Using elimination diets to identify food sensitivities

Bowls of vegetables being held and eaten

An elimination diet can be helpful for reducing inflammation and improving gastrointestinal symptoms, and there are many ways to do a diet like this. The basic premise is that you remove/eliminate certain foods for a specified amount of time in an attempt to improve certain symptoms.

Examples of elimination diets:

  • the Whole30 diet
  • the autoimmune protocol diet
  • the low-FODMAP diet
  • the specific carbohydrate diet
  • the six food (dairy, wheat, soy, egg, tree nuts/peanuts and fish/shellfish) elimination diet
  • the four food (dairy, wheat, soy and egg) elimination diet

Some elimination diets will also recommend a reduction or elimination of added sugar, caffeine and alcohol.

An elimination diet should include a planned reintroduction of foods to determine if and how much those foods might be contributing to symptoms. This elimination, followed by challenge or reintroduction, is the tried-and-true method of determining a food intolerance or food sensitivity.

Starting an elimination diet

The first step, or the “elimination phase,” will typically last one to three months. If the elimination diet is going to be helpful in improving symptoms, that improvement should be seen within this time frame.

However, it’s important to realize that an inflammatory reaction from a particular food could continue for up to two weeks after ingestion. Thus, if you “cheat” during the elimination phase, you may never realize the true potential of the elimination. For the best “test,” it’s important to be fairly strict during this elimination phase.

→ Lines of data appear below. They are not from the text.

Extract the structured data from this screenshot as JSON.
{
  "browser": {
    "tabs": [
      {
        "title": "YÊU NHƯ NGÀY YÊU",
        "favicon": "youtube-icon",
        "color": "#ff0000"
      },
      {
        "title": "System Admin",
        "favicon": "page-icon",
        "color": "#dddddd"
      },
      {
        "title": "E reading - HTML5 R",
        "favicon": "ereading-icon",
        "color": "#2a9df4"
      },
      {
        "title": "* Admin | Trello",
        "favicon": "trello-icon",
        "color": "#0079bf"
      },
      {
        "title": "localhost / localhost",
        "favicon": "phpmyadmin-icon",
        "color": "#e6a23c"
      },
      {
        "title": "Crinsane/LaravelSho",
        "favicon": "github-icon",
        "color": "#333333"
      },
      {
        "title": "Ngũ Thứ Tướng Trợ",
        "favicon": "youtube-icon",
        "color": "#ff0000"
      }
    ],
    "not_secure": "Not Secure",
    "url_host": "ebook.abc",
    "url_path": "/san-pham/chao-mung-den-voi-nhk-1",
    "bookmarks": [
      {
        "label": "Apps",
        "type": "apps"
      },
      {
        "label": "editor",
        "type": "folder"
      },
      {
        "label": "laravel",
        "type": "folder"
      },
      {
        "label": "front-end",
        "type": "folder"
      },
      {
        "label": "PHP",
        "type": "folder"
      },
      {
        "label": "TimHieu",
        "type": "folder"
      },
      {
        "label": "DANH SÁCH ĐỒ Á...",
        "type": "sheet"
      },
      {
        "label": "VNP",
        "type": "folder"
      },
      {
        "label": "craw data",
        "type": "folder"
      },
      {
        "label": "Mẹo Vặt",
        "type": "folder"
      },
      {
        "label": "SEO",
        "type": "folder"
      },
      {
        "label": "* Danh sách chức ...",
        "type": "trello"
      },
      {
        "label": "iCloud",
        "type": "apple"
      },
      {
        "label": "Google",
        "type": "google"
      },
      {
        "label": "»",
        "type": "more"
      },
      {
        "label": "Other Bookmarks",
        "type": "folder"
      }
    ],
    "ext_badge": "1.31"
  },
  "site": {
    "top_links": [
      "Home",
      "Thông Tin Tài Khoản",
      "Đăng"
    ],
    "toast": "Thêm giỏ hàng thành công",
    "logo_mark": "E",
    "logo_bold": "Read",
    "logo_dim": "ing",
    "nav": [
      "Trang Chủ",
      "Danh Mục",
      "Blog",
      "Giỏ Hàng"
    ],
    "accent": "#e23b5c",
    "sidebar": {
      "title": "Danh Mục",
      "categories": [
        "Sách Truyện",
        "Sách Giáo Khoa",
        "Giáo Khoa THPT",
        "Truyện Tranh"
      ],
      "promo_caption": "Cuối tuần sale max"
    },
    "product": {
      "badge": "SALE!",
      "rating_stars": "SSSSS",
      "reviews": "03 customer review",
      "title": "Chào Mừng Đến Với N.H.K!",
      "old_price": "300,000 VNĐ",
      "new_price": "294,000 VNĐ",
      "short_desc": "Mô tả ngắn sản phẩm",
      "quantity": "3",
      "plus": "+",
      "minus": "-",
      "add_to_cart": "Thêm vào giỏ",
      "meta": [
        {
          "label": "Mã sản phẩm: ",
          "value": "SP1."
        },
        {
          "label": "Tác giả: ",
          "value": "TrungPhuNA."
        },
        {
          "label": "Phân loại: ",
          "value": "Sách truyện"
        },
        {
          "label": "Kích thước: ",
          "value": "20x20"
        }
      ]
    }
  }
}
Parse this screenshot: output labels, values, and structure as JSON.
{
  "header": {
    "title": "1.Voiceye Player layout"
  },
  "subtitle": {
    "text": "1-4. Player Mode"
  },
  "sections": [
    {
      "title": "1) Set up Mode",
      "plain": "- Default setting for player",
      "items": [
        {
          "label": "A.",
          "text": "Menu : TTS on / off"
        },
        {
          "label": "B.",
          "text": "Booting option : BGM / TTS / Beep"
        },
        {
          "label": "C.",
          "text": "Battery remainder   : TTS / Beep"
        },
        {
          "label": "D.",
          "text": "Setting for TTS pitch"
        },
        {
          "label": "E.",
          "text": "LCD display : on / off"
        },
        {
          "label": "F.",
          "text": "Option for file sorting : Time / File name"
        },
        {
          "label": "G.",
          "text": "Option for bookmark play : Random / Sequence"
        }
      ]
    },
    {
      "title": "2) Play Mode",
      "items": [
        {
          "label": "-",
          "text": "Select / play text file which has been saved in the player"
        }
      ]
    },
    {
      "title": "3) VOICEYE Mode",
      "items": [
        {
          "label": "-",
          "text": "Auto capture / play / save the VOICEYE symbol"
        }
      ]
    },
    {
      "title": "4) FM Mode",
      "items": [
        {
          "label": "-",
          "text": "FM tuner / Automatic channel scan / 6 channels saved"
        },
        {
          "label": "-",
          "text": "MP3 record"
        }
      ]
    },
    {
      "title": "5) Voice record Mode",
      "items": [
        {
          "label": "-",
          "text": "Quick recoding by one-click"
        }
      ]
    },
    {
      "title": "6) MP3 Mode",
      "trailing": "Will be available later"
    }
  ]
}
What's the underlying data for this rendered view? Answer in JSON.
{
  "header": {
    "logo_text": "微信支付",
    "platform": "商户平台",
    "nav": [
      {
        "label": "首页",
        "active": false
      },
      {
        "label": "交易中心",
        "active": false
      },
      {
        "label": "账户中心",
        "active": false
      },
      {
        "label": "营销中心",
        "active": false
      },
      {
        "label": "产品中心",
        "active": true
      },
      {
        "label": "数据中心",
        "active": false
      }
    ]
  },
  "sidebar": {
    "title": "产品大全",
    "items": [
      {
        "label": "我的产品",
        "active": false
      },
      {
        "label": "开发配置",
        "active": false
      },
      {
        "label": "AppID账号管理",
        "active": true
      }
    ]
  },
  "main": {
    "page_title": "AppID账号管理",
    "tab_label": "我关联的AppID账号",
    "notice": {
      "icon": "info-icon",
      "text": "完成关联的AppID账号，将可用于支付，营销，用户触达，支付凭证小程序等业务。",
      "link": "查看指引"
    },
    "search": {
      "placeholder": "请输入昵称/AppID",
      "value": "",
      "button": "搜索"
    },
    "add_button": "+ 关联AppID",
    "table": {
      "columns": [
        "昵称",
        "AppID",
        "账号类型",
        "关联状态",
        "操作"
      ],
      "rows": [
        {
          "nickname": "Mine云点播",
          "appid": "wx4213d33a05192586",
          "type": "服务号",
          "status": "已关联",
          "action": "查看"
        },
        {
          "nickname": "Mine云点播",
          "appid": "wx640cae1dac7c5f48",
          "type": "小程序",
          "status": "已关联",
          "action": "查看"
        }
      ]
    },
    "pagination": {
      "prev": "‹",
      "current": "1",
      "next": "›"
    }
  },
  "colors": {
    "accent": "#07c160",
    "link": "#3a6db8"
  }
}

Reintroducing foods on an elimination diet

The timing of moving into the second step, the “reintroduction phase,” is determined based on the improvement of your symptoms. You can start this step once your symptoms have significantly improved or resolved. This is a step that many people tend to rush through.

After weeks of food restriction, it can be very tempting to eat many of those targeted foods within a day or two. If symptoms return quickly thereafter, it will be impossible to know which food or foods were linked to the symptoms.

Should you avoid eating fructans?

For best results, one food should be added back to the diet at a time

In fact, we typically use a detailed protocol of one food for two to three days, with gradual increase of the consumed portion, followed by a “wait and see” phase for three to four days, during which the food is not eaten. This “wait and see” phase is a time to observe your body for delayed symptoms.

Because of the tedious nature of the reintroduction phase, a food and symptom diary is necessary. Sometimes a person might notice benefits that they weren’t expecting. The food and symptom diary should include the name, portion and cooking method of the food in addition to any factors that could impact symptoms, such as inadequate sleep, movement or hydration, menstrual cycle and stress.

It’s helpful to be on the lookout for the following:

  • Gastrointestinal symptoms — such as bloating, abdominal pain, reflux, excessive belching, excessive flatulence, loose stool or diarrhea or constipation
  • Skin changes — such as itchiness, redness or bumps
  • Mood changes — such as irritability or sadness
  • Headaches or brain fog
  • Sleep disturbances
  • Nasal congestion
  • Fluid retention
  • Joint or muscle pain
  • Fatigue

At the end of the reintroduction phase, the goal is to have a wealth of knowledge about how different kinds and quantities of foods make you feel. With this knowledge, you can decide to avoid foods that make you feel unwell or limit them in frequency and quantity so that any adverse symptoms are minimal and manageable.

Of course, it’s best to keep good nutrition principles in mind when working around those limitations and avoidances. Going forward, keep in mind that you will still need to eat a wide variety of whole plant foods while also limiting added sugar and highly processed foods.

Don’t do it alone

Because of the complexity of elimination diets, it’s highly recommended that you work with a registered dietitian (RD) throughout the process. An RD can help you decide what type of elimination diet would be best for you and figure out what to eat in place of your usual foods during the elimination phase. The RD can also help you decipher symptoms and their correlation to specific foods during the reintroduction phase.

Embarking on an elimination diet is a considerable amount of work. Having support throughout the process can be invaluable.

Who shouldn’t try an elimination diet?

A common side effect of an elimination diet is weight loss. Sometimes this is beneficial and sometimes it’s not. Excessive weight loss (more than two pounds a week) should be avoided because this often signals a loss of lean body mass rather than fat loss.

Thus, people who are underweight or those who have a challenge keeping a healthy weight usually aren’t good candidates for an elimination diet. Likewise, pregnant women, lactating women, growing children, adolescents and frail, elderly people aren’t good candidates.

An elimination diet also isn’t appropriate for a person who is being treated for an eating disorder. People with a history of eating disorders should discuss this with an RD before starting an elimination diet. Sometimes the restrictive nature of the elimination phase triggers eating disorder behavior.